I due sono stati persino candidati contemporaneamente al Csm, in quota Forza Italia, nel 2014. L’ha spuntata la Casellati, anche perché lui era all’epoca appena stato rinviato a giudizio per falso ideologico (aveva portato la giornalista Annalisa Chirico con sé in carcere, facendola passare per la sua assistente, e le aveva fatto incontrare Alfonso Papa, arrestato per lo scandalo P4) ed era sotto processo a Brindisi per abuso d’ufficio, con altri 16 consiglieri comunali, per irregolarità nel piano delle farmacie di Francavilla Fontana, il paese natìo. Vitali, però, nello scorso settembre ha cambiato fronte: dopo 25 anni ha detto addio a Berlusconi, diventando uno dei nove parlamentari secessionisti che hanno lasciato Forza Italia per Cambiamo! il nuovo partito di Claudio Toti.
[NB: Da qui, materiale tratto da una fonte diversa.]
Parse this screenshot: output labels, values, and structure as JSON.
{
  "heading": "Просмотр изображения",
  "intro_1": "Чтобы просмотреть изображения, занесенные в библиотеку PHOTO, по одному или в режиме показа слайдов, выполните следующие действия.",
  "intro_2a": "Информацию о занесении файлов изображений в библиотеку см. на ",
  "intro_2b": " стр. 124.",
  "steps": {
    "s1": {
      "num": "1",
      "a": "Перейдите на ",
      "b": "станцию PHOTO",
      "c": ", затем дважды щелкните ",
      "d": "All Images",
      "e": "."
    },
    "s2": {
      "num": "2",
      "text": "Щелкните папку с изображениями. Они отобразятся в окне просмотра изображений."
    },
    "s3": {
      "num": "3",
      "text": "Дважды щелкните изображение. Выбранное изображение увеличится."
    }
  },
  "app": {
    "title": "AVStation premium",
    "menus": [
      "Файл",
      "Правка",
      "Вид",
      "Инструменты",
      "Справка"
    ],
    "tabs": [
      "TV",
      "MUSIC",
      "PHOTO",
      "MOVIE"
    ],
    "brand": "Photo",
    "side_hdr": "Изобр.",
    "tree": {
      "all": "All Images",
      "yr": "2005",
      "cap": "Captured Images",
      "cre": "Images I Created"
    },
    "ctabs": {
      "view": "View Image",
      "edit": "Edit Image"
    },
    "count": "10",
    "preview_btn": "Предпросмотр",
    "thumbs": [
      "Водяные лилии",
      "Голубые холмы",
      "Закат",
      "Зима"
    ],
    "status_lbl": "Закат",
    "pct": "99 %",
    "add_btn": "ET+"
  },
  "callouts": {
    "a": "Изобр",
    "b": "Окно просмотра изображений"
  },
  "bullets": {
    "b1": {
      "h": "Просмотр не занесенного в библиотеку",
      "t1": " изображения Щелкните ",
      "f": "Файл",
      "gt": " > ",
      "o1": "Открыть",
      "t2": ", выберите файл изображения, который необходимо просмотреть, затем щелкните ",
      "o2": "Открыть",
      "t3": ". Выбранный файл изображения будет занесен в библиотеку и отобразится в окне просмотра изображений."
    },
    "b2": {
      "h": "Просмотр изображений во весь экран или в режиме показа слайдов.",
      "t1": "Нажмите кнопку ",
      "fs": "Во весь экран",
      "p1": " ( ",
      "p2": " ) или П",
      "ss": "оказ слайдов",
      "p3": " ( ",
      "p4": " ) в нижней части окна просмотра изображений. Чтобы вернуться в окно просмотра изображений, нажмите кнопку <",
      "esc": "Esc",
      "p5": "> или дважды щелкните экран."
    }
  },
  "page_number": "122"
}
L’addio non è stato indolore. Anche perché ora le prospettive per il futuro sono incerte: Cambiamo! nei sondaggi naviga intorno all’1 per cento, abbondantemente al di sotto di ogni speranza di entrare in Parlamento. Secondo Affari italiani, alle prossime elezioni Toti e i suoi cari sarebbero perciò pronti a confluire nella Lega, un po’ sul modello del Partito sardo d’azione. E non è detto che Matteo Salvini voglia farsi portare in dote l’ingombrante ritorno dei vitalizi.